I am in Central, and all I have witnessed in the last 2 demos is just pure chaos in the name of demos. On 25th, the ''peaceful protestors' were throwing stones at my residence coz I was not joining them. They then went to county commissioner's office where they torched 3 cars. Later, they went to the local supermarket and bakery and looted it dry. One fool was shot dead and few were injured.
Today, they were targeting police station. Police shot one, and one police was badly injured after getting stoned. Had it been restraint, I swear police could have killed many here. The protestors then descended on the next supermarket/wholesale shop and looted it dry. Hii ni nchi gani? Where on earth is this allowed? And dont say anything like ati govt is sponsoring the looters. No. These are the ordinary guys protesting. They did the same to Kagio, Nyeri Naivas, Nanyuki etc. So how is this kind of chaos bringing justice to the departed? How will it help force Ruto out? How will they bring reforms? Who is the loser here? Have you people ever sat down and reflected?
You raise valid concerns, what you've described isn’t the ideal of peaceful protest, and the violence in Central Kenya, from stone-throwing to looting and arson, undoubtedly harms local livelihoods and community trust. But to simply dismiss it as “chaos” misses a deeper pattern. These are the actions of citizens whose avenues for peaceful dissent have been closed by the state.
The government, rather than open dialogue, has chosen to unite Kenyans by playing the ethnic card, blaming the unrest on Kikuyus, insinuating that the violence is driven by one ethnic group to marginalize the rest. That narrative shifts attention away from the root grievances (tax injustice, police brutality, accountability) and inoculates the administration against meaningful compromise.
As for your questions:
Does this chaos bring justice to Albert Ojwang or others killed?

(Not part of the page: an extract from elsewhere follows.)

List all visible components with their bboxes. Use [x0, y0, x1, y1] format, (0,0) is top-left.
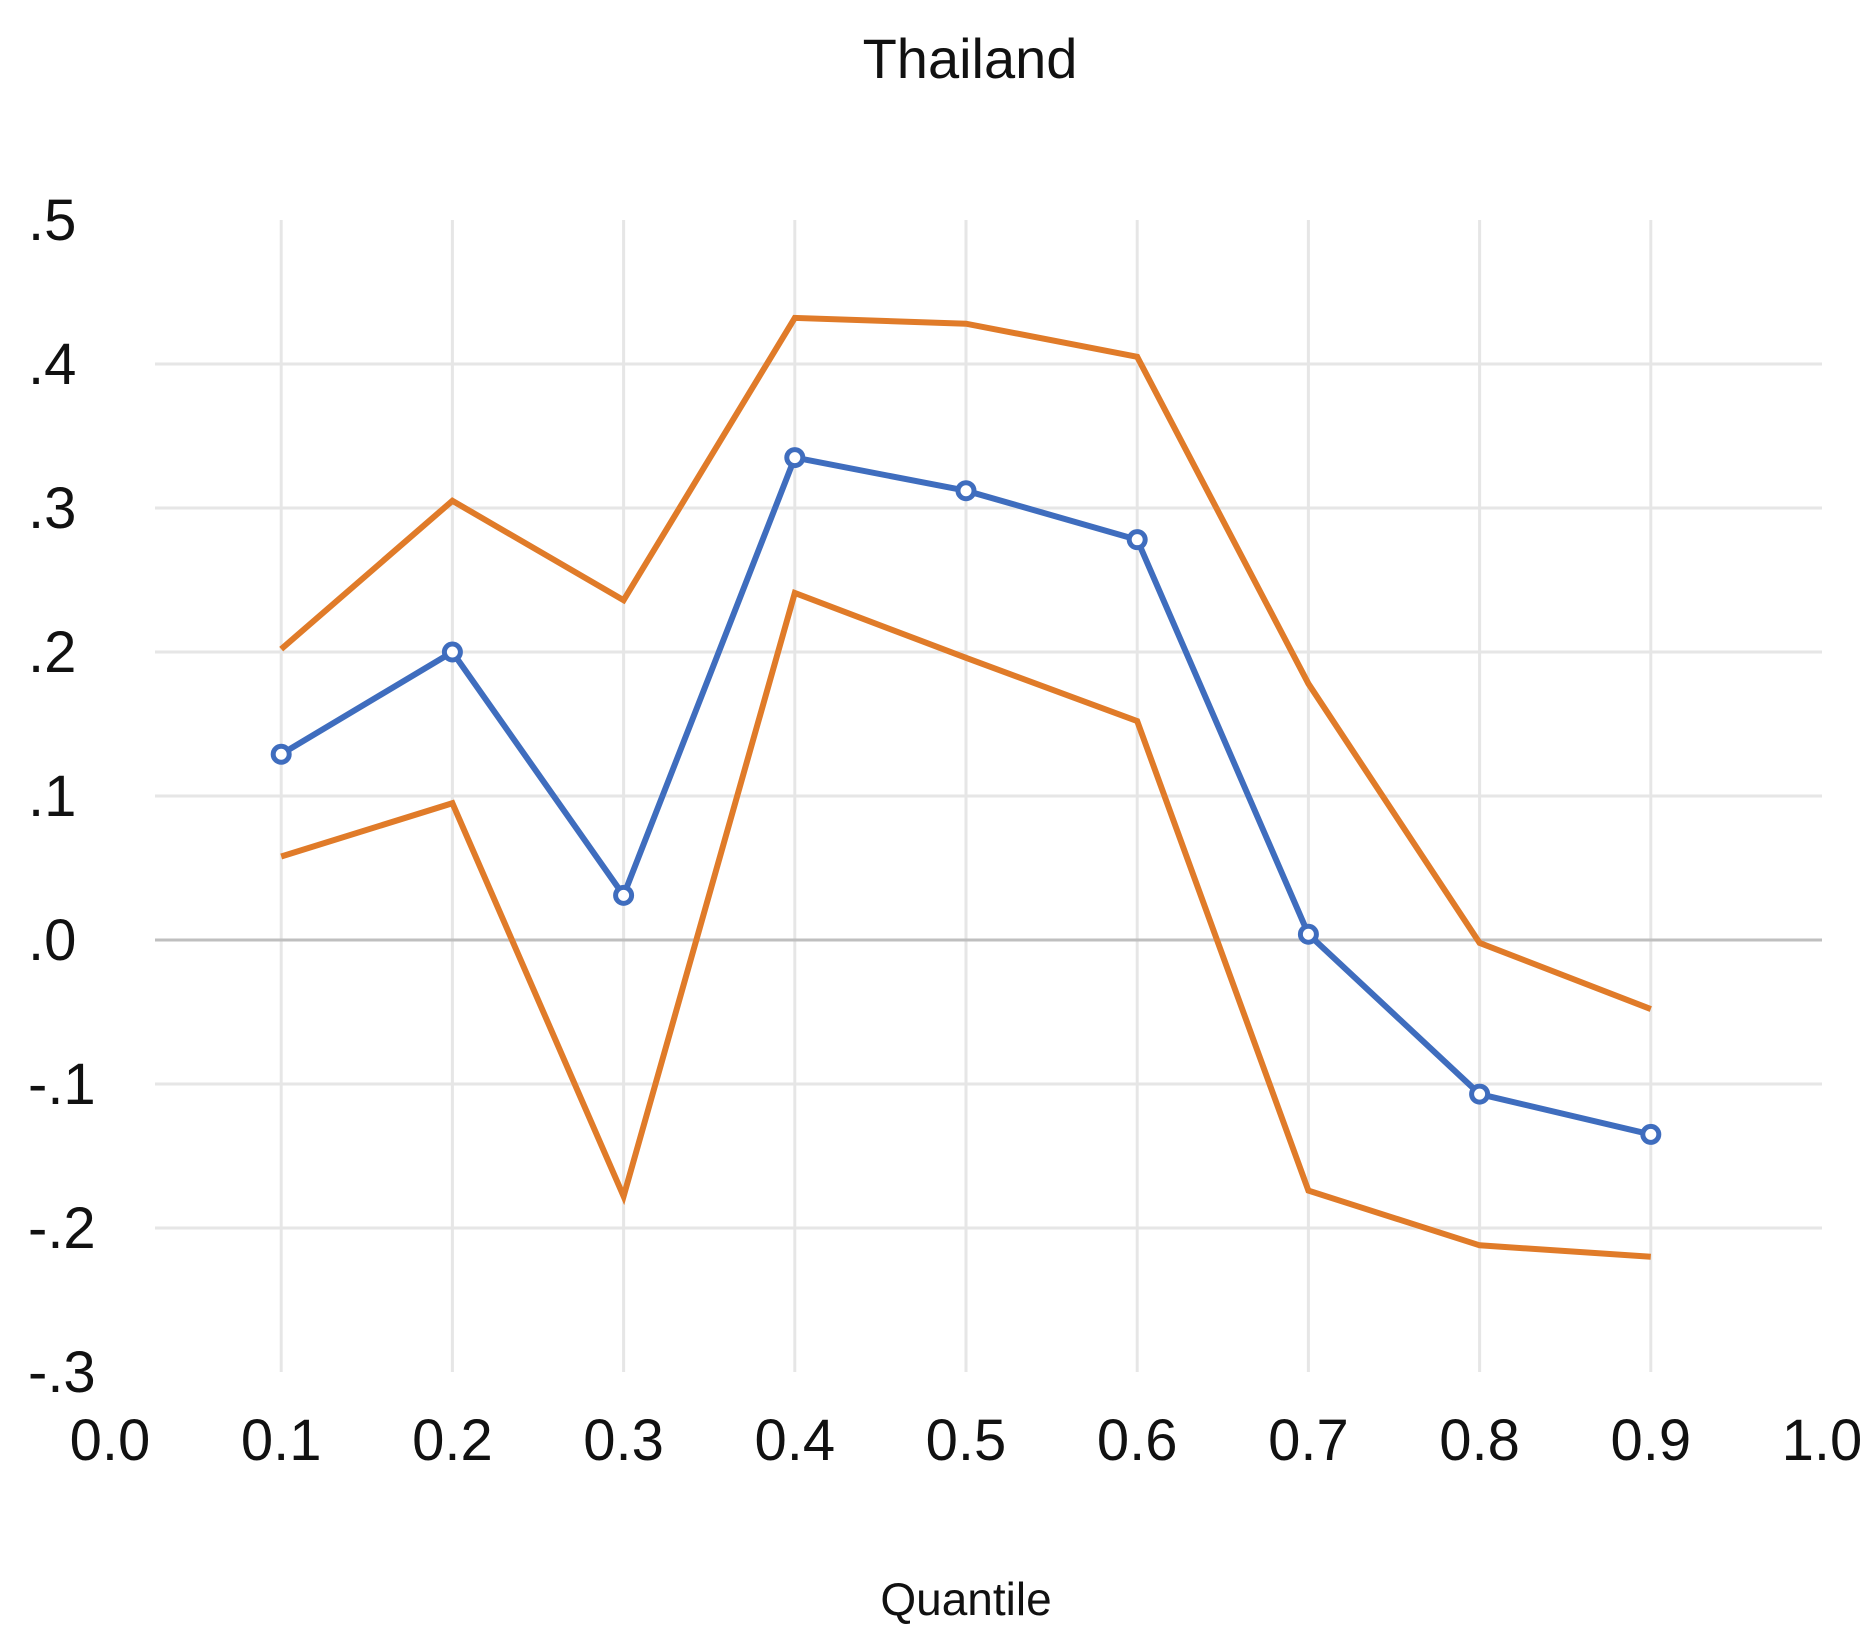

Not directly—but without addressing why some protesters feel they have nowhere else to go, repression only pushes marginalized voices into frustration and desperation. Accountability remains elusive.
How does it force Ruto out or bring reforms?

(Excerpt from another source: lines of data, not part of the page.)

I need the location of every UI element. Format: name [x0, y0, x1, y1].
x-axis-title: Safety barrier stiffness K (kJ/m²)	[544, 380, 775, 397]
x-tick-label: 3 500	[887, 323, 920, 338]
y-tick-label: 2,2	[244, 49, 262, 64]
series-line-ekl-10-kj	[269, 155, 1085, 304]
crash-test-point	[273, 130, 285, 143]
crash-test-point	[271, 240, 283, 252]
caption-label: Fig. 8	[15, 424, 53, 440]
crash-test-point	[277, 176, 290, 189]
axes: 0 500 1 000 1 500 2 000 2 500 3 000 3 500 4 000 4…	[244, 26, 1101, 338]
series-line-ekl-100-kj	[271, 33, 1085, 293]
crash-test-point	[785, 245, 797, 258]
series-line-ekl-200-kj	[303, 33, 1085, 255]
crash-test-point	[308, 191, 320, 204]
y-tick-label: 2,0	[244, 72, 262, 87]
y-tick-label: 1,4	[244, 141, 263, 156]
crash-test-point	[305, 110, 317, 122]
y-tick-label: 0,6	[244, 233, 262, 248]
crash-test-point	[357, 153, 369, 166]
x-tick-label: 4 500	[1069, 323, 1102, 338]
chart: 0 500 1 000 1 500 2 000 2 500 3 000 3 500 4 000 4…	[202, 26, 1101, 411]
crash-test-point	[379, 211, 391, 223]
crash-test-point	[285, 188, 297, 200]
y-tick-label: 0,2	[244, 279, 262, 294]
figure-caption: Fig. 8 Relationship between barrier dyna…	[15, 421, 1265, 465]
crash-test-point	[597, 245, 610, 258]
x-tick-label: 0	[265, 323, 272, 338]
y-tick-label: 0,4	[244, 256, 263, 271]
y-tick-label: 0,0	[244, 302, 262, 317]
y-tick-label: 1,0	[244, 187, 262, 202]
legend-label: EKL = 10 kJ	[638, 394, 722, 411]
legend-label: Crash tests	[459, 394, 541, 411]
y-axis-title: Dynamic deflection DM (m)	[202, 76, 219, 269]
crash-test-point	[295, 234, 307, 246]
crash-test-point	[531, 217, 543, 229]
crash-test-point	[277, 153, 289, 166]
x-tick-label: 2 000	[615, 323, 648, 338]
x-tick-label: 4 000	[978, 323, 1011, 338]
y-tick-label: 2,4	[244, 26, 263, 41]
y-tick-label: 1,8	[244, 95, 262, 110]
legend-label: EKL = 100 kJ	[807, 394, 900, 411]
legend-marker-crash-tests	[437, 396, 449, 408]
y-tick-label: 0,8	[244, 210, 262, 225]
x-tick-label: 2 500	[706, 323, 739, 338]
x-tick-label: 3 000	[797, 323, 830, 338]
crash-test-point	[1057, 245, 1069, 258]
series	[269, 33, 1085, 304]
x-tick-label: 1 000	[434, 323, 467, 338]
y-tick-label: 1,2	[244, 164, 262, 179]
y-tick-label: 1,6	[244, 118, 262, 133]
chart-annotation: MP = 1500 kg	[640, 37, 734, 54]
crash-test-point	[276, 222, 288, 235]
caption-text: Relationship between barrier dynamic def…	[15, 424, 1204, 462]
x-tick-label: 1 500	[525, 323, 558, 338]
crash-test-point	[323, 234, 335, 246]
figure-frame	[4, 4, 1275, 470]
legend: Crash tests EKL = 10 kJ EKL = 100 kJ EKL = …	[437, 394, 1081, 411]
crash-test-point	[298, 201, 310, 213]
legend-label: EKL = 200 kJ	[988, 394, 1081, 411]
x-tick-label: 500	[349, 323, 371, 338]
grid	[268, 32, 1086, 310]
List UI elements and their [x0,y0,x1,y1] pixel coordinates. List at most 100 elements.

When protest becomes the only language the government hears, especially after banning media coverage, criminalizing assembly, and deploying live fire, it signals deep failure. Sustained pressure can force at least grudging concessions: meaningful investigations, police reform, repeal of anti-protest laws, but only if the public refuses to be silenced.
Who loses, who gains?
In the short term, those on the frontlines, residents, shopkeepers, protestors, police, are losing lives, property, legitimacy. In the longer view, the winners are those in power who frame dissent as ethnic or criminal and thereby delay dialogue and preserve their control.

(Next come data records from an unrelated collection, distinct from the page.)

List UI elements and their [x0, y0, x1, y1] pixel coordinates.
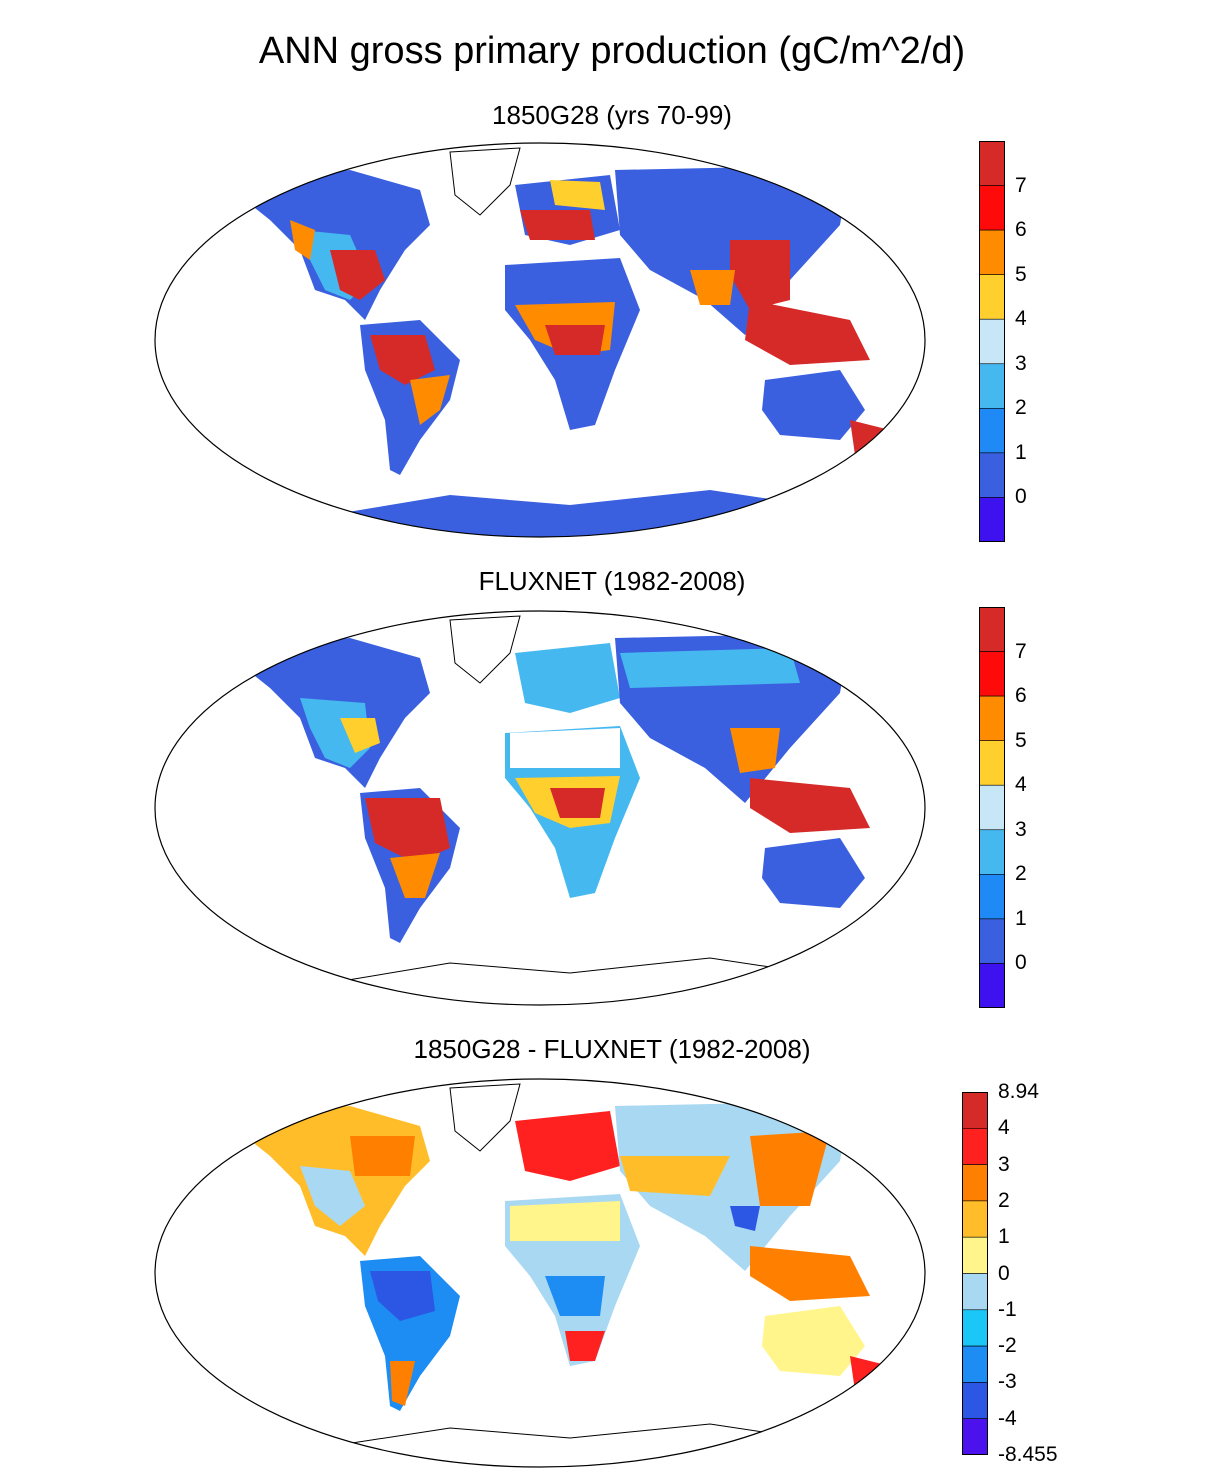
colorbar-swatch [962, 1382, 988, 1419]
colorbar-swatch [962, 1236, 988, 1274]
main-title: ANN gross primary production (gC/m^2/d) [258, 30, 966, 72]
continent-australia [762, 1306, 865, 1376]
colorbar-border [979, 607, 1005, 1008]
colorbar-tick-label: 5 [1015, 262, 1027, 286]
colorbar-tick-label: 8.94 [998, 1080, 1039, 1103]
continent-europe [515, 643, 620, 713]
colorbar-swatch [979, 784, 1005, 831]
colorbar-tick-label: 1 [1015, 440, 1027, 464]
colorbar-tick-label: 1 [998, 1225, 1010, 1249]
continent-antarctica [299, 957, 925, 999]
colorbar-tick-label: -4 [998, 1406, 1017, 1430]
colorbar-swatch [962, 1200, 988, 1238]
colorbar-swatch [979, 141, 1005, 186]
colorbar-swatch [979, 874, 1005, 920]
colorbar-swatch [979, 607, 1005, 652]
colorbar-border [979, 141, 1005, 542]
colorbar-swatch [962, 1273, 988, 1311]
continent-australia [762, 370, 865, 440]
colorbar-tick-label: -1 [998, 1297, 1017, 1321]
colorbar-swatch [979, 740, 1005, 786]
colorbar-tick-label: 7 [1015, 173, 1027, 197]
colorbar-tick-label: 3 [1015, 351, 1027, 375]
colorbar-tick-label: 3 [1015, 817, 1027, 841]
colorbar-swatch [979, 497, 1005, 542]
colorbar-swatches [962, 1092, 988, 1455]
colorbar-swatch [979, 408, 1005, 454]
colorbar-swatch [979, 695, 1005, 741]
landmass-greenland [449, 1083, 521, 1152]
colorbar-swatch [979, 829, 1005, 875]
colorbar-swatch [979, 185, 1005, 231]
colorbar-swatch [962, 1127, 988, 1165]
continent-europe [515, 1111, 620, 1181]
continent-antarctica [299, 1423, 925, 1465]
colorbar-tick-label: 4 [1015, 307, 1027, 331]
colorbar-swatches [979, 141, 1005, 542]
continent-australia [762, 838, 865, 908]
colorbar-model: 0 1 2 3 4 5 6 7 [979, 141, 1027, 542]
colorbar-swatch [979, 963, 1005, 1008]
colorbar-tick-label: 7 [1015, 639, 1027, 663]
colorbar-swatches [979, 607, 1005, 1008]
colorbar-swatch [962, 1418, 988, 1455]
colorbar-swatch [962, 1345, 988, 1383]
colorbar-tick-label: 0 [1015, 485, 1027, 509]
colorbar-tick-label: 2 [998, 1188, 1010, 1212]
map-diff [154, 1078, 926, 1468]
colorbar-tick-label: -3 [998, 1370, 1017, 1394]
colorbar-tick-label: 4 [1015, 773, 1027, 797]
landmass-greenland [449, 147, 521, 216]
colorbar-swatch [979, 363, 1005, 409]
colorbar-obs: 0 1 2 3 4 5 6 7 [979, 607, 1027, 1008]
colorbar-tick-label: 3 [998, 1152, 1010, 1176]
map-obs [154, 610, 926, 1006]
colorbar-swatch [979, 918, 1005, 964]
colorbar-tick-label: 6 [1015, 218, 1027, 242]
colorbar-border [962, 1092, 988, 1455]
colorbar-diff: -8.455 -4 -3 -2 -1 0 1 2 3 4 8.94 [962, 1080, 1058, 1466]
panel-title-diff: 1850G28 - FLUXNET (1982-2008) [413, 1034, 811, 1064]
colorbar-tick-label: 1 [1015, 906, 1027, 930]
colorbar-tick-label: 0 [1015, 951, 1027, 975]
colorbar-swatch [979, 274, 1005, 320]
colorbar-tick-label: 2 [1015, 396, 1027, 420]
colorbar-tick-label: 5 [1015, 728, 1027, 752]
colorbar-tick-label: -2 [998, 1334, 1017, 1358]
landmass-greenland [449, 615, 521, 684]
colorbar-tick-label: 2 [1015, 862, 1027, 886]
colorbar-tick-label: 4 [998, 1116, 1010, 1140]
colorbar-swatch [962, 1309, 988, 1347]
colorbar-tick-label: 6 [1015, 684, 1027, 708]
colorbar-tick-label: -8.455 [998, 1443, 1058, 1466]
colorbar-swatch [979, 318, 1005, 365]
colorbar-swatch [962, 1092, 988, 1129]
colorbar-swatch [979, 229, 1005, 275]
colorbar-tick-label: 0 [998, 1261, 1010, 1285]
colorbar-swatch [979, 651, 1005, 697]
panel-title-model: 1850G28 (yrs 70-99) [492, 100, 732, 130]
colorbar-swatch [962, 1164, 988, 1202]
map-model [154, 142, 926, 538]
continent-antarctica [155, 490, 925, 537]
panel-title-obs: FLUXNET (1982-2008) [478, 566, 746, 596]
colorbar-swatch [979, 452, 1005, 498]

In Central, your community suffered real damage, so the anger and fear are justified. But if we step back, the violence is as much a symptom as a cause: a reaction to systematic suppression, a vacuum created by a state unwilling to address concrete demands. Blaming Kikuyus, itself a diversion, is precisely the tactic that keeps the cycle going. Only dialogue, respect for constitutional rights, and honest reckoning with abuses can break it. Otherwise, chaos becomes both the symptom and the strategy of a government that refuses to capitulate or connect.